1970 : 0 an - "C'est une fille ! "

"C'est une fille ! " A cette époque, on avait encore le goût des surprises. Après une répartition parfaitement équitable chez les quatre aînés (respectivement Frère Aîné, Sœur Aînée, Grand Frère Adoré, et Grande Sœur Adorée), le sexe du cinquième enfant importait peu, et le fait que ma mère se soit imaginée porter un garçon brun et pressenti par son intense activité intra-utérine comme un footballeur en puissance, ne nous interdit pas de nous interroger sur le supposé instinct maternel tout-puissant. Pourtant, en pur produit de la parthénogénèse comme dit mon père, je serai blonde comme ma mère et peu portée sur les jeux du stade. C'est également une des rares fois où j'arriverai en avance à un rendez-vous, le médecin mandé ne pouvant plus que constater avoir été pris de vitesse (faut dire, c'était en Suisse…) A trois mois, je décrète que le biberon, c'est nul, et ne prendrai désormais mon lait qu'à la petite cuillère. Je suis baptisée à l'insu de mon plein gré, mais dotée d'une marraine protestante qui se remet à peine du deuil de sa fille A., morte à vingt ans fauchée par un camion. Marraine que j'adorerai et qui comblera l'absence de ma grand-mère maternelle décédée pendant ma gestation. Premier été en Bretagne, séjour qui se prolongera tout l'hiver en attendant que mon père trouve un autre boulot. Nous ne retournerons pas en Suisse et la famille s'installera à Lyon. Je garderai définitivement en mémoire l'odeur de la Bretagne, comme celle d'un lieu où je me ressource. J'en ai gardé le réflexe de humer le parfum de l'air quand je descends d'un train, et identifier ainsi le lieu où j'arrive.

1969 : an-1 - Un petit dernier

Juillet 69, on a marché sur la Lune, et ma mère, seule sur la plage tandis que les Aînés s'éclatent à l'école de voile, rêve d'un petit dernier.
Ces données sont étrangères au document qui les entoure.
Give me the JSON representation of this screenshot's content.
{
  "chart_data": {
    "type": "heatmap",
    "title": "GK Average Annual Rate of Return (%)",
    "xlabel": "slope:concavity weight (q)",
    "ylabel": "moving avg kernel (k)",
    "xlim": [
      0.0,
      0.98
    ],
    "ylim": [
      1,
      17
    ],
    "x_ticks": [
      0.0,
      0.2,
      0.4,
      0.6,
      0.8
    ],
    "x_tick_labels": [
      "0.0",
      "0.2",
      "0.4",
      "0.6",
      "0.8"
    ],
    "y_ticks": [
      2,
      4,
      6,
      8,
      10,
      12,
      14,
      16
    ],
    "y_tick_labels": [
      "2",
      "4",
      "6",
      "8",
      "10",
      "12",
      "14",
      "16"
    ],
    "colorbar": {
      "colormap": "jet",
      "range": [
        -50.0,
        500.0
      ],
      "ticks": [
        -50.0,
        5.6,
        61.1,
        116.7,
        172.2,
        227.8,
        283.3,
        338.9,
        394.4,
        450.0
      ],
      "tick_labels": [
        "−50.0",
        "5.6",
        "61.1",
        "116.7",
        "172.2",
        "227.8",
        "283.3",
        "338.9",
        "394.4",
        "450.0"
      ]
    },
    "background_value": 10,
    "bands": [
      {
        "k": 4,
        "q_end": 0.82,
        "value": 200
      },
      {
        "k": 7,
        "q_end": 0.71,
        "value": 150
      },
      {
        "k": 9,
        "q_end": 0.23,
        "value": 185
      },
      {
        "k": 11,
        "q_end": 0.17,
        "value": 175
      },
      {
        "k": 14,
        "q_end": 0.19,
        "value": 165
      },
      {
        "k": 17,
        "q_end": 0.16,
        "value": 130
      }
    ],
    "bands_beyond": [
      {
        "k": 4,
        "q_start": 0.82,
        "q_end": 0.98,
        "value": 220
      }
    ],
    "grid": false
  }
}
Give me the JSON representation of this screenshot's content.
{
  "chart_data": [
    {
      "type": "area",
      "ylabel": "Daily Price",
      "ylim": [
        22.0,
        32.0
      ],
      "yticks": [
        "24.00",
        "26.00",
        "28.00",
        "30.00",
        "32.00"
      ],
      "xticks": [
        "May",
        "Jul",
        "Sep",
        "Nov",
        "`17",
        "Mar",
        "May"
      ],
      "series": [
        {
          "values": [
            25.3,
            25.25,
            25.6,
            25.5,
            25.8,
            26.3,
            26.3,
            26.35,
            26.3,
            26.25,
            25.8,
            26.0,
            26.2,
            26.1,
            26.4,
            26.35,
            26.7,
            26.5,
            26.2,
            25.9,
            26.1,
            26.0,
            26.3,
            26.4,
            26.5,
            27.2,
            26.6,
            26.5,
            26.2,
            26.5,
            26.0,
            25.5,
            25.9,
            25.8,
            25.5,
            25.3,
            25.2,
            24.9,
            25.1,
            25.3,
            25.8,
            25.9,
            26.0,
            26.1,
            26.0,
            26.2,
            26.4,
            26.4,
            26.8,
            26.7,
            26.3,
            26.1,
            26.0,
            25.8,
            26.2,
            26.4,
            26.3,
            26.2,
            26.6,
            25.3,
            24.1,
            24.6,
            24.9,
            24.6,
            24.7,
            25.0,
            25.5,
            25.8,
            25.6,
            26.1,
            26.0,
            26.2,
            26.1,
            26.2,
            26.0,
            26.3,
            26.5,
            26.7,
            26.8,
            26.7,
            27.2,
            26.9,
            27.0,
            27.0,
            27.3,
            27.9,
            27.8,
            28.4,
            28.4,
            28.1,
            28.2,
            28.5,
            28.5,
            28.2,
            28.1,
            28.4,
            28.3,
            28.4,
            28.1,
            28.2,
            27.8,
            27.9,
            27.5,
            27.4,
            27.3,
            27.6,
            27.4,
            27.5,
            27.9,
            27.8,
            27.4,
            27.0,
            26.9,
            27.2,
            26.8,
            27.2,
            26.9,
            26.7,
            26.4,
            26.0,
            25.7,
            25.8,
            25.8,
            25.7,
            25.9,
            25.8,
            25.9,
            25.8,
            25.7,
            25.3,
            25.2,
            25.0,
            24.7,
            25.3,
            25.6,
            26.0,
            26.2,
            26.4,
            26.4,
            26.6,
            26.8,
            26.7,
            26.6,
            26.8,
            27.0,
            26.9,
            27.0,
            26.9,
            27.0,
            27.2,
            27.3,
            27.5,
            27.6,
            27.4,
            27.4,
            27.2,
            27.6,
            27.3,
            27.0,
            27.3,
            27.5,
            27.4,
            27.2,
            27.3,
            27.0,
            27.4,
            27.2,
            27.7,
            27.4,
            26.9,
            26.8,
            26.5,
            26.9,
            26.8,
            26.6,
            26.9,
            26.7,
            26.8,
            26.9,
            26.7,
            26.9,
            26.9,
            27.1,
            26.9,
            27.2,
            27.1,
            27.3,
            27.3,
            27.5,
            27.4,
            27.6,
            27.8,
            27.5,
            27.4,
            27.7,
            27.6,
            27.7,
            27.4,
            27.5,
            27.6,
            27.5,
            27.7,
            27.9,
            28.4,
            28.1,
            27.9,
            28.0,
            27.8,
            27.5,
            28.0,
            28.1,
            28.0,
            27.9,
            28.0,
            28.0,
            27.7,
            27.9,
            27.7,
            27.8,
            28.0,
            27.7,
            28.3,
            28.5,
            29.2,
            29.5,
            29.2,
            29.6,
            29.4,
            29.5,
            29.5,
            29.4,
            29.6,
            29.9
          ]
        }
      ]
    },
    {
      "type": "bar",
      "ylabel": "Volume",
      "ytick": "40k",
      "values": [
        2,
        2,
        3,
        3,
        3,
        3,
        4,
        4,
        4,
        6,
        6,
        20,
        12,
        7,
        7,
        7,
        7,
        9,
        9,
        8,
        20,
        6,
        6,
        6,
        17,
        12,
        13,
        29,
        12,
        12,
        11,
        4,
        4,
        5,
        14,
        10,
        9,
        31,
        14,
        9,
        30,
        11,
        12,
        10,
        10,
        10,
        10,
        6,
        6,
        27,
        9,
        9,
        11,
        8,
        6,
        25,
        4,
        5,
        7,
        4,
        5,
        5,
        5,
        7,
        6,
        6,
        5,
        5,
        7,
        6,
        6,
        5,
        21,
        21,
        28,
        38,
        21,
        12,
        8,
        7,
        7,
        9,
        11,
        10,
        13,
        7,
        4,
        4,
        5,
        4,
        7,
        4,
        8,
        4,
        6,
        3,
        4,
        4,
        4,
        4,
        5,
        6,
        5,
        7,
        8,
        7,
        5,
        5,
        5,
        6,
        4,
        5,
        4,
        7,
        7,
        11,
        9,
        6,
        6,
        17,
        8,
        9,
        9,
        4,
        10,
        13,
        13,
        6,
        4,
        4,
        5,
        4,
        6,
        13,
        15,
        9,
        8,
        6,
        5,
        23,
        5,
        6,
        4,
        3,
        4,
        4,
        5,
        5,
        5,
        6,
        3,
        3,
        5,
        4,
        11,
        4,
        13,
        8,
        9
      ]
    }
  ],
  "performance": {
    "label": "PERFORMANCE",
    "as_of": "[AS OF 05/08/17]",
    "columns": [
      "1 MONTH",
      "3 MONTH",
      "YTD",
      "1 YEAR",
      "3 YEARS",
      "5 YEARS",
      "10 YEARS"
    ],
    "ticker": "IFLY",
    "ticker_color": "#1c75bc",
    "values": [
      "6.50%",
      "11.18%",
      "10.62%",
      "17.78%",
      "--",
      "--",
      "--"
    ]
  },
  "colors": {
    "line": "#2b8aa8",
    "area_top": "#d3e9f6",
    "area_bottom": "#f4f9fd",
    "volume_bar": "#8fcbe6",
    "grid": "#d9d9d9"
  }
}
Ce n'est pas par hasard qu'une carrière dans l'astrophysique me tentera toute mon enfance.

jeudi 31 janvier 2008

Préambule

Cela fait quelques mois que j'ai découvert l'existence des petits cailloux et ricochets, et quelques semaines que l'idée s'insinue dans mon esprit. Ces lectures m'ont marquée, touchée, émue, intriguée, rassurée également concernant toutes sortes de questions que je me pose sur ma vie, et celle des autres. Comment vivent-ils, les autres ? Ont-ils des vies ? A quoi ressemble leur vie ? Pourrait-on dire que la mienne ressemble à quoi que ce soit ? Je leur trouve une certaine générosité, à tous ces autres qui veulent bien répondre indirectement à mes questions. Alors, pourquoi ne pas me lancer à mon tour ? Non pas que je prétende faire acte de générosité en participant, ce serait bien prétentieux, mais à mon tour contribuer à ce projet. Mais je n'ai pas de blog, n'ai jamais écrit quoi que ce soit sur aucun site et me sens un peu intimidée et d'ailleurs, nous voici en 2008, bien tard pour prendre un train qui s'est déjà éloigné. Il suffira d'un échange de mail, et voilà, Kozlika me souhaite la bienvenue, qu'elle en soit remerciée.